PhD Unlimited, a signature program of the DHI that has been running continuously since 2014, is intended to fill the gap that grads experience in professional training. Many departments offer guidance on the academic job market, but students have expressed a desire for resources that address the broader range of possible careers available to them after graduation. “We designed PhD Unlimited to offer resources for graduate students in the arts, humanities, and humanistic social sciences as they prepare for careers within and beyond the university,” said Stephanie Maroney, current Mellon Public Scholars Program Manager and former Interim Associate Director at the DHI.

Grantwriting 101, the first PhD Unlimited event of 2020, will build skills broadly relevant to Ph.D.s in the humanities and social sciences. On January 28, guest speaker Sarah Messbauer, who works as Coordinator of Grantsmanship Programs at the UC Davis Office of Research and holds a PhD in Ethnomusicology from UC Davis, will help attendees understand how to identify the right funders, make a powerful argument for a project, and tune applications to the selection process. 

On February 25, Kem Saichie, PhD, Associate Director for Learning and Teaching Support at the Center for Educational Effectiveness, will lead Writing a Teaching Statement. That event will provide an overview of writing strategies and key elements to include in statements of teaching philosophy. Saichaie’s workshop seeks to demystify the writing process for this key component of the academic job application and help participants succeed in writing impactful statements that grab and sustain the attention of hiring committees.

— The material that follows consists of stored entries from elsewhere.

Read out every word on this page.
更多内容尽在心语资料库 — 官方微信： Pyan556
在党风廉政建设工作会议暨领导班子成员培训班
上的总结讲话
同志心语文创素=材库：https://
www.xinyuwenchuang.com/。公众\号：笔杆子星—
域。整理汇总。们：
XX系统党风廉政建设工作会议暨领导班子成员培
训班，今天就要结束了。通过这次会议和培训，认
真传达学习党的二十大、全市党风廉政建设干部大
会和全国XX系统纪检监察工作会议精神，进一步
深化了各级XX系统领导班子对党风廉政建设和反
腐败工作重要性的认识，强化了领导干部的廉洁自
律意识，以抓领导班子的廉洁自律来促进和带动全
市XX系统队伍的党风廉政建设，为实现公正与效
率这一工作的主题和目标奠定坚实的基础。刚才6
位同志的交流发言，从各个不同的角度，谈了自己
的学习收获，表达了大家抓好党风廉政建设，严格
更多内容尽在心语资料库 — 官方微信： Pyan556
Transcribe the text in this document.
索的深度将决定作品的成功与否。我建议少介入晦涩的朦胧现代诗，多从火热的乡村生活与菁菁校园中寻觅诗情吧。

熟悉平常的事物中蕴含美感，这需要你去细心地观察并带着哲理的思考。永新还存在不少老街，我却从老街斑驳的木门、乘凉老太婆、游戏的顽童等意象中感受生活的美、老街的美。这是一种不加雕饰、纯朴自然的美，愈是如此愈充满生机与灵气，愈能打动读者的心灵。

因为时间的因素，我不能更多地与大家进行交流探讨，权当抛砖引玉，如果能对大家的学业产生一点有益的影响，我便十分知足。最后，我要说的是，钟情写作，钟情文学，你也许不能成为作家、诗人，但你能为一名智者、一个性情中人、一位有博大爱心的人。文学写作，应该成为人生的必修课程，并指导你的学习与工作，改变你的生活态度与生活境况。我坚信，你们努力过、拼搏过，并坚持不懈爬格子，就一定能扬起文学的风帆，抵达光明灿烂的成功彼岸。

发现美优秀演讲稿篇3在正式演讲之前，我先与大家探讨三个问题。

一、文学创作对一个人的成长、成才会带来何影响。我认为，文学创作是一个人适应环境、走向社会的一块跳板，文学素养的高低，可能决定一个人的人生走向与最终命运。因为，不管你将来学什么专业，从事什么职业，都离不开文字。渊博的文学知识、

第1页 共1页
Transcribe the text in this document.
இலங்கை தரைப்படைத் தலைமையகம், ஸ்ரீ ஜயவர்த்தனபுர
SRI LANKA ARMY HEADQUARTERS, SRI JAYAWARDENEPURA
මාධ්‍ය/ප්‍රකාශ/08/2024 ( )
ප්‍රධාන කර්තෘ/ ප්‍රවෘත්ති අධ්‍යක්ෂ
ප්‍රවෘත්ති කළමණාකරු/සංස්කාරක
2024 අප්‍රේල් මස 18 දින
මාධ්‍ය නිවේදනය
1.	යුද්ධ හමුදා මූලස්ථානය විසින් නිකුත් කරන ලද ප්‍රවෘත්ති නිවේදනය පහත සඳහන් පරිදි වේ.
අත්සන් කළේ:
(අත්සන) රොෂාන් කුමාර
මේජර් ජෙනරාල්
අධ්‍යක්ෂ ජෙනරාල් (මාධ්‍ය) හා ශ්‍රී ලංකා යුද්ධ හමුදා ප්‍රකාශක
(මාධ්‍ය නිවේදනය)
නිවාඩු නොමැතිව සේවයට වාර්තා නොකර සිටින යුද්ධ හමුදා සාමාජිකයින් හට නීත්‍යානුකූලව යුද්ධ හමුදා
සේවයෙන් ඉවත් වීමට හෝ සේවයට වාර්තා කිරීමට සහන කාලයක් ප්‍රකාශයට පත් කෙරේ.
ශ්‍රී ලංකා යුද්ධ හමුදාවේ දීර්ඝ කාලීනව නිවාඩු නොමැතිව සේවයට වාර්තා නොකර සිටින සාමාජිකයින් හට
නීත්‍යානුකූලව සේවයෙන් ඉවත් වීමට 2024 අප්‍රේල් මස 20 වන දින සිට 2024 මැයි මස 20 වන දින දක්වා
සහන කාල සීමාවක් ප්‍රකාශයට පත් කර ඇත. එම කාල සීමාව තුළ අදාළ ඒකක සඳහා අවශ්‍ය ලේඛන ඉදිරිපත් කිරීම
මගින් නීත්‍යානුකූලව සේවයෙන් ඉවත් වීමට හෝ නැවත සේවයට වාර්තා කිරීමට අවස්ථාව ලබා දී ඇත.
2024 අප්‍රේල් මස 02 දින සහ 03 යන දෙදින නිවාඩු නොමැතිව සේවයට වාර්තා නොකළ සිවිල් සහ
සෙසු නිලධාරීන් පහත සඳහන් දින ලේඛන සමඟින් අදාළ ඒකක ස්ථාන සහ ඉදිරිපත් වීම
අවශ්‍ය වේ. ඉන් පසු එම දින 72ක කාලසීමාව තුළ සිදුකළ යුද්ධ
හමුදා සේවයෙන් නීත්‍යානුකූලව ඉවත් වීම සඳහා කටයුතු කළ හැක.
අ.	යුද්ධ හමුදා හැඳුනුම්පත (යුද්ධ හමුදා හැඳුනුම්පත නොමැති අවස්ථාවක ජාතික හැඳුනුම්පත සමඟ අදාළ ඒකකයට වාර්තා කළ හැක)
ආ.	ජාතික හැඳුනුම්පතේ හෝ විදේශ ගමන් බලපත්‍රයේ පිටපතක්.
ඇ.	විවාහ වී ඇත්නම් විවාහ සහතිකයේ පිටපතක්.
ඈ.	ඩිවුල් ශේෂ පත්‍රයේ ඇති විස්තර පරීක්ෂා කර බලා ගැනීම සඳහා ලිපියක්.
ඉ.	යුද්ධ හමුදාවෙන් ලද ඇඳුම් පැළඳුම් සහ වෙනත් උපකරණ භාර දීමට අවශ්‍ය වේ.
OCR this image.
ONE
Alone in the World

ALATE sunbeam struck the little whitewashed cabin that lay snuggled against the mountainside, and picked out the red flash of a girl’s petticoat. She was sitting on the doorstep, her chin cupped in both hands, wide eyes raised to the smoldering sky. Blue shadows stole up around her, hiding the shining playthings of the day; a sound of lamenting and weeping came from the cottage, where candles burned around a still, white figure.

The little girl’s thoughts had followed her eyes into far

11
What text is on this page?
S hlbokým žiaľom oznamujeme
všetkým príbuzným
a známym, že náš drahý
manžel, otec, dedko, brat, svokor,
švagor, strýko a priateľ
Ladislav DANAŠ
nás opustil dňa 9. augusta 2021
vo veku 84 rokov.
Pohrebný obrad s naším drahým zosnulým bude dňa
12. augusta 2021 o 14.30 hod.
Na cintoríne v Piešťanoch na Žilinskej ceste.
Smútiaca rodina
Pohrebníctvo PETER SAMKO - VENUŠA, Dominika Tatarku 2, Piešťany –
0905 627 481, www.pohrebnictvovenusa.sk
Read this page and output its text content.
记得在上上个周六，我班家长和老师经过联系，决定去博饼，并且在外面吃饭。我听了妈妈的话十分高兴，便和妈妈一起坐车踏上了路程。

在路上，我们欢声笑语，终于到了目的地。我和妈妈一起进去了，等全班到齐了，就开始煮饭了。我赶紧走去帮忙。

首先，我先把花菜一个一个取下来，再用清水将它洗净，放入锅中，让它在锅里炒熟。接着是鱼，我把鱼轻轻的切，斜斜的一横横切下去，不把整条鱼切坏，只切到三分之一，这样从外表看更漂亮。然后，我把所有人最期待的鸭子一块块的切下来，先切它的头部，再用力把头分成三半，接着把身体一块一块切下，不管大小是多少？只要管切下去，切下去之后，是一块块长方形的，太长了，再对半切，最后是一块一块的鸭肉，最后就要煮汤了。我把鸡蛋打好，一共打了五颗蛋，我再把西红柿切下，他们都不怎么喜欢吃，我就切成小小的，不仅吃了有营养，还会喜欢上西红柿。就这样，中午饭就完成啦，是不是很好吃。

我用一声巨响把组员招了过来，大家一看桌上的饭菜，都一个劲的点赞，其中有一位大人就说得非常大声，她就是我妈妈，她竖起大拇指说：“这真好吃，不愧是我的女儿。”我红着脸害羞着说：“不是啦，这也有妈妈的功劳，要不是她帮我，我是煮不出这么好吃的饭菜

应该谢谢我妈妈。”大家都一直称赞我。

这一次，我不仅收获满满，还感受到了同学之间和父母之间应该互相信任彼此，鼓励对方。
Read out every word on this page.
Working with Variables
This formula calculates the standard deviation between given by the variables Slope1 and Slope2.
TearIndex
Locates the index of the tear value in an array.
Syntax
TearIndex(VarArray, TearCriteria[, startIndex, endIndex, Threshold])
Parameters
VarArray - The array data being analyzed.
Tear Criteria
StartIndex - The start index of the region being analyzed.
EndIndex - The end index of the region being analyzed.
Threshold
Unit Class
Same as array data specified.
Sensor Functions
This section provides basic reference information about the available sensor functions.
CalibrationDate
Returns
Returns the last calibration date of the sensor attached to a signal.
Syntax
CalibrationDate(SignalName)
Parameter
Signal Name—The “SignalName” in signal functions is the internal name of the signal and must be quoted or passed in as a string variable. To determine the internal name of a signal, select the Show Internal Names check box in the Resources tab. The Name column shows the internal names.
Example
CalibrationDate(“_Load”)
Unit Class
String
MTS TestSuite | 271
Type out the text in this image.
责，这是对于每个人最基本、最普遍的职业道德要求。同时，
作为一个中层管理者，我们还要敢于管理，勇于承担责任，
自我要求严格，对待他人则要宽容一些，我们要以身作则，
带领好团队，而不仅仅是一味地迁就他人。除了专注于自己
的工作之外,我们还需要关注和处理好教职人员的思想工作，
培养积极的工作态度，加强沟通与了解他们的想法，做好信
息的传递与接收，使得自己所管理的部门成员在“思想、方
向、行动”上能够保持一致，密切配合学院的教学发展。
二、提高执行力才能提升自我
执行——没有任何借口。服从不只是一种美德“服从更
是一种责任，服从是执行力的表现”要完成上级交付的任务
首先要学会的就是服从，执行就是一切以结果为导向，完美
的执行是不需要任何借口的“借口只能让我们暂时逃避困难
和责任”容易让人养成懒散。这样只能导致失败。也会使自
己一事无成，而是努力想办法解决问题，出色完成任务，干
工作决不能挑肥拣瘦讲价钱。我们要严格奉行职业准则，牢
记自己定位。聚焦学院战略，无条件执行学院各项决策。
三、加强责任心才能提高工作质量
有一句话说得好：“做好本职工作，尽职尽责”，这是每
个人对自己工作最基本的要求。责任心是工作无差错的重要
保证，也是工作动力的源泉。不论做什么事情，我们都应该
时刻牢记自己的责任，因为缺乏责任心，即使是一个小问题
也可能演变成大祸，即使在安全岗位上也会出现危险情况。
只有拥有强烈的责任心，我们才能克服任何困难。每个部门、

Spring quarter’s programming will kick off on April 28 with Ted-Worthy Presentations, led by Adam Napolitan, Director of Web Communications at the UC Davis Office of Strategic Communications. Napolitan will discuss how to create presentations that engage audiences, whether they be a classroom of students or a hiring committee. Then, on May 26, Sarah McCullough, Associate Director at the Feminist Research Institute, will lead Curating Your Digital Identity. Along with McCullough, attendees will ask big picture questions about digital engagement for PhDs and discuss how to create an online presence that fits one’s goals, community, and inclinations.

All PhD Unlimited events are held from 12-1 and include free lunch. Attendees are encouraged to RSVP through the DHI website. Two successful PhD Unlimited events were held in Fall Quarter: Exploring Careers with Versatile PhD, and Publicly Engaged Research and Mellon Public Scholars.